Yaşadığımız kavga gürültü gün geçtikçe zirve yapıyor.
Umuda yolculuk ise her defasında bir başka bahara erteleniyor.
Gemi bir şekilde kalkıyor, biraz yol alıyor açık denizlere giremeden geri dönüyor.
Sukünet içerisinde düşünüp kavga etmeden çözüm üretmek en çok böyle dönemlerde lazım.
Ama ne mümkün...
Çözüm paketi dialog yetersizliğinden ötürü yerinde sayıyor.
İktidarın propaganda makinesi çözüm sürecinin yeni bir aşaması olan silah bırakma muhabbetine dönüştü.
Neredeyse barış geldi havası içerisine girildi.
Barış şöyle dursun “mutabakat” ifadesi bile yeterli olurdu ama o bile olmadı.
Yaşanan sürecin doğru tanımlanması yapılan görüşmelerin dürüstçe ortaya konması gerekir.
Toplumun sınırlı bir bölümü elde edilmiş ortak kabuller konusundan son derece memnun ve umutlu.
Diğer kesim ise ikna edici açıklama bekliyor.
Toplumda içten içe çözülmeler yaşanıyor.
Rahmetli anam bize çocukken fıkra anlatırdı.
“Önümüzdeki ay tamam, borcumuz bitecek normale döneceğiz” söylerdi.
Ardından da gülerek fıkraya geçerdi.
“Nasrettin Hoca birinden borç talep edermiş adam parayı vermeden önce ne zaman ödersin diye sorarmış, Hoca’da laf hazır; “o parayla dikenli tel alacağım onları koyun sürülerinin geçtiği yol kenarlarına yerleştireceğim koyunlar geçerken yünleri tellere takılacak, ben de toplayıp çorap yapacağım, pazarda satıp borcumu geri ödeyeceğim.”

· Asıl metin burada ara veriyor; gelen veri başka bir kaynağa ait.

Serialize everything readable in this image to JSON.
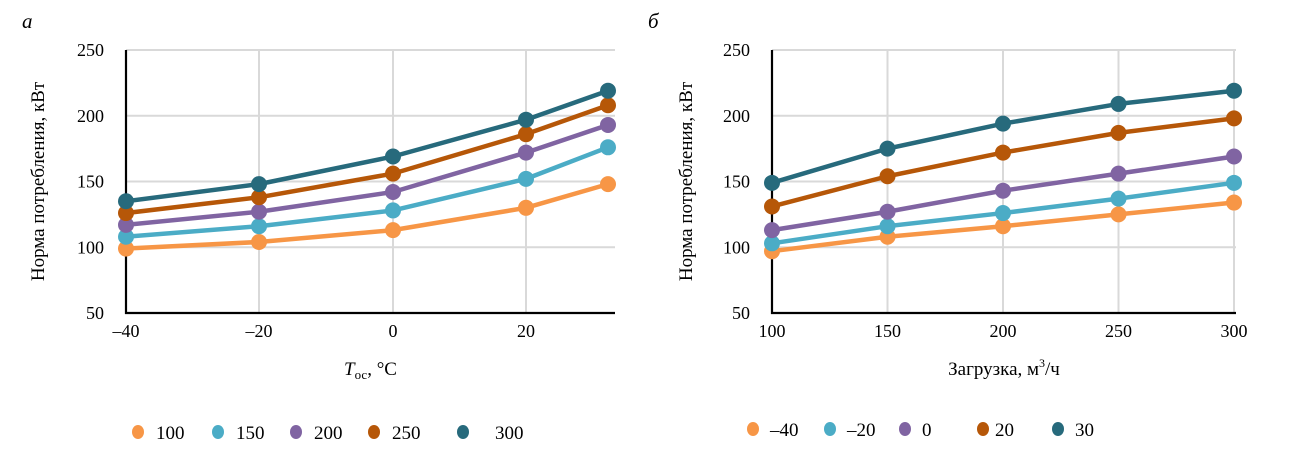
{
  "chart_data": [
    {
      "panel_label": "а",
      "type": "line",
      "title": "",
      "xlabel_main": "T",
      "xlabel_sub": "ос",
      "xlabel_rest": ", °C",
      "ylabel": "Норма потребления, кВт",
      "x": [
        -40,
        -20,
        0,
        20,
        30
      ],
      "x_ticks": [
        "–40",
        "–20",
        "0",
        "20"
      ],
      "x_tick_values": [
        -40,
        -20,
        0,
        20
      ],
      "xlim": [
        -40,
        30
      ],
      "ylim": [
        50,
        250
      ],
      "y_ticks": [
        50,
        100,
        150,
        200,
        250
      ],
      "grid": true,
      "legend_position": "bottom",
      "series": [
        {
          "name": "100",
          "color": "#F79646",
          "values": [
            99,
            104,
            113,
            130,
            148
          ]
        },
        {
          "name": "150",
          "color": "#4BACC6",
          "values": [
            108,
            116,
            128,
            152,
            176
          ]
        },
        {
          "name": "200",
          "color": "#8064A2",
          "values": [
            117,
            127,
            142,
            172,
            193
          ]
        },
        {
          "name": "250",
          "color": "#B65708",
          "values": [
            126,
            138,
            156,
            186,
            208
          ]
        },
        {
          "name": "300",
          "color": "#276A7C",
          "values": [
            135,
            148,
            169,
            197,
            219
          ]
        }
      ]
    },
    {
      "panel_label": "б",
      "type": "line",
      "title": "",
      "xlabel_main": "Загрузка, м",
      "xlabel_sup": "3",
      "xlabel_rest": "/ч",
      "ylabel": "Норма потребления, кВт",
      "x": [
        100,
        150,
        200,
        250,
        300
      ],
      "x_ticks": [
        "100",
        "150",
        "200",
        "250",
        "300"
      ],
      "x_tick_values": [
        100,
        150,
        200,
        250,
        300
      ],
      "xlim": [
        100,
        300
      ],
      "ylim": [
        50,
        250
      ],
      "y_ticks": [
        50,
        100,
        150,
        200,
        250
      ],
      "grid": true,
      "legend_position": "bottom",
      "series": [
        {
          "name": "–40",
          "color": "#F79646",
          "values": [
            97,
            108,
            116,
            125,
            134
          ]
        },
        {
          "name": "–20",
          "color": "#4BACC6",
          "values": [
            103,
            116,
            126,
            137,
            149
          ]
        },
        {
          "name": "0",
          "color": "#8064A2",
          "values": [
            113,
            127,
            143,
            156,
            169
          ]
        },
        {
          "name": "20",
          "color": "#B65708",
          "values": [
            131,
            154,
            172,
            187,
            198
          ]
        },
        {
          "name": "30",
          "color": "#276A7C",
          "values": [
            149,
            175,
            194,
            209,
            219
          ]
        }
      ]
    }
  ]
}
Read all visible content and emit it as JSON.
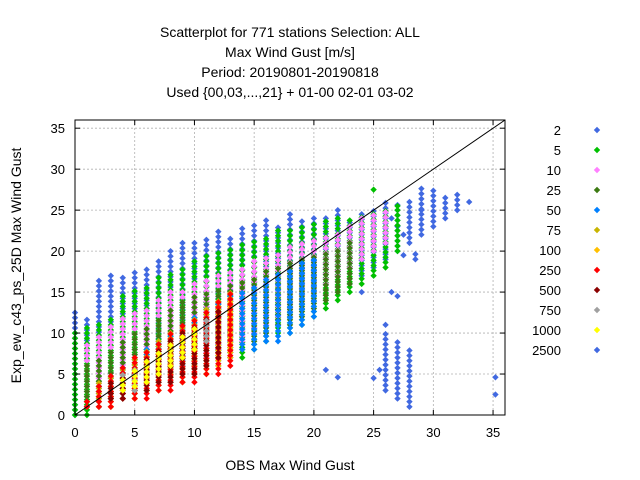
{
  "chart_data": {
    "type": "scatter",
    "title_lines": [
      "Scatterplot for  771 stations Selection: ALL",
      "Max Wind Gust [m/s]",
      "Period: 20190801-20190818",
      "Used {00,03,...,21} + 01-00 02-01 03-02"
    ],
    "xlabel": "OBS Max Wind Gust",
    "ylabel": "Exp_ew_c43_ps_25D Max Wind Gust",
    "xlim": [
      0,
      36
    ],
    "ylim": [
      0,
      36
    ],
    "x_ticks": [
      0,
      5,
      10,
      15,
      20,
      25,
      30,
      35
    ],
    "y_ticks": [
      0,
      5,
      10,
      15,
      20,
      25,
      30,
      35
    ],
    "grid": true,
    "diagonal_line": true,
    "legend_placement": "right",
    "legend": [
      {
        "label": "2",
        "color": "#4169e1"
      },
      {
        "label": "5",
        "color": "#00c000"
      },
      {
        "label": "10",
        "color": "#ff80ff"
      },
      {
        "label": "25",
        "color": "#3c7a12"
      },
      {
        "label": "50",
        "color": "#0080ff"
      },
      {
        "label": "75",
        "color": "#c8b400"
      },
      {
        "label": "100",
        "color": "#ffc000"
      },
      {
        "label": "250",
        "color": "#ff0000"
      },
      {
        "label": "500",
        "color": "#8b0000"
      },
      {
        "label": "750",
        "color": "#a0a0a0"
      },
      {
        "label": "1000",
        "color": "#ffff00"
      },
      {
        "label": "2500",
        "color": "#4169e1"
      }
    ],
    "series": [
      {
        "name": "2",
        "color": "#4169e1",
        "columns": [
          [
            0,
            0,
            13
          ],
          [
            1,
            1,
            12
          ],
          [
            2,
            2,
            16.5
          ],
          [
            3,
            2,
            17
          ],
          [
            4,
            3,
            17
          ],
          [
            5,
            3,
            17.5
          ],
          [
            6,
            4,
            18
          ],
          [
            7,
            5,
            19
          ],
          [
            8,
            5,
            20
          ],
          [
            9,
            6,
            21
          ],
          [
            10,
            6,
            21
          ],
          [
            11,
            7,
            21.5
          ],
          [
            12,
            8,
            22.5
          ],
          [
            13,
            9,
            22
          ],
          [
            14,
            9,
            23
          ],
          [
            15,
            10,
            23.5
          ],
          [
            16,
            10,
            24
          ],
          [
            17,
            11,
            23
          ],
          [
            18,
            12,
            24.5
          ],
          [
            19,
            13,
            24
          ],
          [
            20,
            14,
            24
          ],
          [
            21,
            14,
            24.5
          ],
          [
            22,
            15,
            25
          ],
          [
            23,
            16,
            24
          ],
          [
            24,
            17,
            25
          ],
          [
            25,
            18,
            25
          ],
          [
            26,
            19,
            26
          ],
          [
            27,
            20,
            26
          ],
          [
            28,
            21,
            26
          ],
          [
            29,
            22,
            28
          ],
          [
            30,
            23,
            27.5
          ],
          [
            31,
            24,
            27
          ],
          [
            32,
            25,
            27
          ],
          [
            33,
            26,
            26
          ],
          [
            26,
            3,
            10
          ],
          [
            27,
            2,
            9
          ],
          [
            28,
            1,
            8
          ],
          [
            28.5,
            19,
            20
          ],
          [
            29,
            25,
            25.5
          ]
        ],
        "points": [
          [
            35.2,
            4.6
          ],
          [
            35.2,
            2.5
          ],
          [
            27.5,
            19.5
          ],
          [
            26.5,
            15
          ],
          [
            26,
            11
          ],
          [
            25,
            4.5
          ],
          [
            25.5,
            5.5
          ],
          [
            22,
            4.6
          ],
          [
            21,
            5.5
          ],
          [
            24,
            15
          ],
          [
            27,
            14.5
          ],
          [
            27.5,
            22
          ],
          [
            27,
            23
          ],
          [
            26.5,
            24
          ]
        ]
      },
      {
        "name": "5",
        "color": "#00c000",
        "columns": [
          [
            0,
            0,
            10
          ],
          [
            1,
            0,
            11
          ],
          [
            2,
            1,
            11.5
          ],
          [
            3,
            1,
            12
          ],
          [
            4,
            2,
            15
          ],
          [
            5,
            2,
            15.5
          ],
          [
            6,
            3,
            16
          ],
          [
            7,
            3,
            17
          ],
          [
            8,
            4,
            17.5
          ],
          [
            9,
            4,
            18
          ],
          [
            10,
            5,
            19
          ],
          [
            11,
            5,
            19.5
          ],
          [
            12,
            6,
            20
          ],
          [
            13,
            7,
            20.5
          ],
          [
            14,
            7,
            21
          ],
          [
            15,
            8,
            21.5
          ],
          [
            16,
            9,
            22
          ],
          [
            17,
            10,
            22.5
          ],
          [
            18,
            10,
            23
          ],
          [
            19,
            11,
            23
          ],
          [
            20,
            12,
            23.5
          ],
          [
            21,
            13,
            24
          ],
          [
            22,
            14,
            24
          ],
          [
            23,
            15,
            24
          ],
          [
            24,
            16,
            24.5
          ],
          [
            25,
            17,
            24.5
          ],
          [
            26,
            18,
            25
          ],
          [
            27,
            20,
            25
          ]
        ],
        "points": [
          [
            25,
            27.5
          ],
          [
            27,
            25.5
          ]
        ]
      },
      {
        "name": "10",
        "color": "#ff80ff",
        "columns": [
          [
            1,
            1,
            9
          ],
          [
            2,
            2,
            10
          ],
          [
            3,
            2,
            11
          ],
          [
            4,
            3,
            12
          ],
          [
            5,
            3,
            12.5
          ],
          [
            6,
            4,
            13
          ],
          [
            7,
            4,
            14
          ],
          [
            8,
            5,
            15
          ],
          [
            9,
            5,
            15.5
          ],
          [
            10,
            6,
            16
          ],
          [
            11,
            7,
            16.5
          ],
          [
            12,
            7,
            17
          ],
          [
            13,
            8,
            17.5
          ],
          [
            14,
            9,
            18
          ],
          [
            15,
            10,
            19
          ],
          [
            16,
            11,
            19.5
          ],
          [
            17,
            12,
            20
          ],
          [
            18,
            13,
            20.5
          ],
          [
            19,
            14,
            21
          ],
          [
            20,
            15,
            21.5
          ],
          [
            21,
            16,
            22
          ],
          [
            22,
            17,
            22.5
          ],
          [
            23,
            18,
            23
          ],
          [
            24,
            19,
            24
          ],
          [
            25,
            20,
            24.5
          ],
          [
            26,
            21,
            25
          ]
        ],
        "points": []
      },
      {
        "name": "25",
        "color": "#3c7a12",
        "columns": [
          [
            1,
            1,
            6
          ],
          [
            2,
            1,
            7
          ],
          [
            3,
            2,
            8
          ],
          [
            4,
            2,
            9
          ],
          [
            5,
            3,
            10
          ],
          [
            6,
            3,
            11
          ],
          [
            7,
            4,
            12
          ],
          [
            8,
            4,
            13
          ],
          [
            9,
            5,
            14
          ],
          [
            10,
            5,
            14.5
          ],
          [
            11,
            6,
            15
          ],
          [
            12,
            7,
            15.5
          ],
          [
            13,
            7,
            16
          ],
          [
            14,
            8,
            16.5
          ],
          [
            15,
            9,
            17
          ],
          [
            16,
            10,
            17.5
          ],
          [
            17,
            11,
            18
          ],
          [
            18,
            11,
            18.5
          ],
          [
            19,
            12,
            19
          ],
          [
            20,
            13,
            19.5
          ],
          [
            21,
            14,
            20
          ],
          [
            22,
            15,
            20.5
          ],
          [
            23,
            16,
            21
          ]
        ],
        "points": []
      },
      {
        "name": "50",
        "color": "#0080ff",
        "columns": [
          [
            2,
            1,
            4
          ],
          [
            3,
            2,
            5
          ],
          [
            4,
            2,
            6
          ],
          [
            5,
            3,
            7
          ],
          [
            6,
            3,
            8
          ],
          [
            7,
            4,
            9
          ],
          [
            8,
            4,
            10
          ],
          [
            9,
            5,
            11
          ],
          [
            10,
            5,
            12
          ],
          [
            11,
            6,
            13
          ],
          [
            12,
            6,
            14
          ],
          [
            13,
            7,
            14.5
          ],
          [
            14,
            8,
            15
          ],
          [
            15,
            8,
            16
          ],
          [
            16,
            9,
            17
          ],
          [
            17,
            9,
            17.5
          ],
          [
            18,
            10,
            18
          ],
          [
            19,
            11,
            18.5
          ],
          [
            20,
            12,
            19
          ]
        ],
        "points": []
      },
      {
        "name": "75",
        "color": "#c8b400",
        "columns": [
          [
            2,
            2,
            4
          ],
          [
            3,
            2,
            5
          ],
          [
            4,
            3,
            6
          ],
          [
            5,
            3,
            7
          ],
          [
            6,
            4,
            8
          ],
          [
            7,
            4,
            9
          ],
          [
            8,
            5,
            10
          ],
          [
            9,
            5,
            11
          ],
          [
            10,
            6,
            12
          ],
          [
            11,
            6,
            13
          ],
          [
            12,
            7,
            14
          ],
          [
            13,
            8,
            15
          ]
        ],
        "points": []
      },
      {
        "name": "100",
        "color": "#ffc000",
        "columns": [
          [
            2,
            1,
            3
          ],
          [
            3,
            1,
            4
          ],
          [
            4,
            2,
            5
          ],
          [
            5,
            2,
            6
          ],
          [
            6,
            3,
            7
          ],
          [
            7,
            3,
            8
          ],
          [
            8,
            4,
            9
          ],
          [
            9,
            4,
            10
          ],
          [
            10,
            5,
            11
          ],
          [
            11,
            5,
            12
          ],
          [
            12,
            6,
            13
          ],
          [
            13,
            7,
            14
          ]
        ],
        "points": []
      },
      {
        "name": "250",
        "color": "#ff0000",
        "columns": [
          [
            1,
            1,
            2
          ],
          [
            2,
            1,
            3.5
          ],
          [
            3,
            1,
            5
          ],
          [
            4,
            2,
            6
          ],
          [
            5,
            2,
            7
          ],
          [
            6,
            2,
            8
          ],
          [
            7,
            3,
            9
          ],
          [
            8,
            3,
            10
          ],
          [
            9,
            4,
            11
          ],
          [
            10,
            4,
            12
          ],
          [
            11,
            5,
            13
          ],
          [
            12,
            5,
            14
          ],
          [
            13,
            6,
            15
          ]
        ],
        "points": []
      },
      {
        "name": "500",
        "color": "#8b0000",
        "columns": [
          [
            3,
            2,
            4
          ],
          [
            4,
            2,
            5
          ],
          [
            5,
            3,
            6
          ],
          [
            6,
            3,
            7
          ],
          [
            7,
            4,
            8
          ],
          [
            8,
            4,
            9
          ],
          [
            9,
            5,
            10
          ],
          [
            10,
            5,
            11
          ],
          [
            11,
            6,
            12
          ],
          [
            12,
            7,
            13
          ]
        ],
        "points": []
      },
      {
        "name": "750",
        "color": "#a0a0a0",
        "columns": [
          [
            4,
            3,
            5
          ],
          [
            5,
            3,
            6
          ],
          [
            6,
            4,
            7
          ],
          [
            7,
            5,
            8
          ],
          [
            8,
            6,
            9
          ],
          [
            9,
            7,
            10
          ],
          [
            10,
            8,
            11
          ],
          [
            11,
            9,
            12
          ]
        ],
        "points": []
      },
      {
        "name": "1000",
        "color": "#ffff00",
        "columns": [
          [
            4,
            3,
            4.5
          ],
          [
            5,
            3.5,
            5.5
          ],
          [
            6,
            4,
            6.5
          ],
          [
            7,
            5,
            7.5
          ],
          [
            8,
            6,
            8.5
          ],
          [
            9,
            7,
            9.5
          ],
          [
            10,
            8,
            10.5
          ]
        ],
        "points": []
      }
    ]
  }
}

Adam başlamış gülmeye, Hoca hemen lafı gediğine yerleştirmiş “gördün peşin parayı nasıl da gülersin değil mi”
Şu barış görüşmeleri de biraz böyle.
Çitler çekilecek, koyunlar geçecek, yünler takılacak...!
Barış sözcüğünün telafuzu bile önemli.
İnsanların algınısını bile değiştirir önemli olan bu sözleri seçim meydanlarında değil normal dönemlerde söylemek lazım.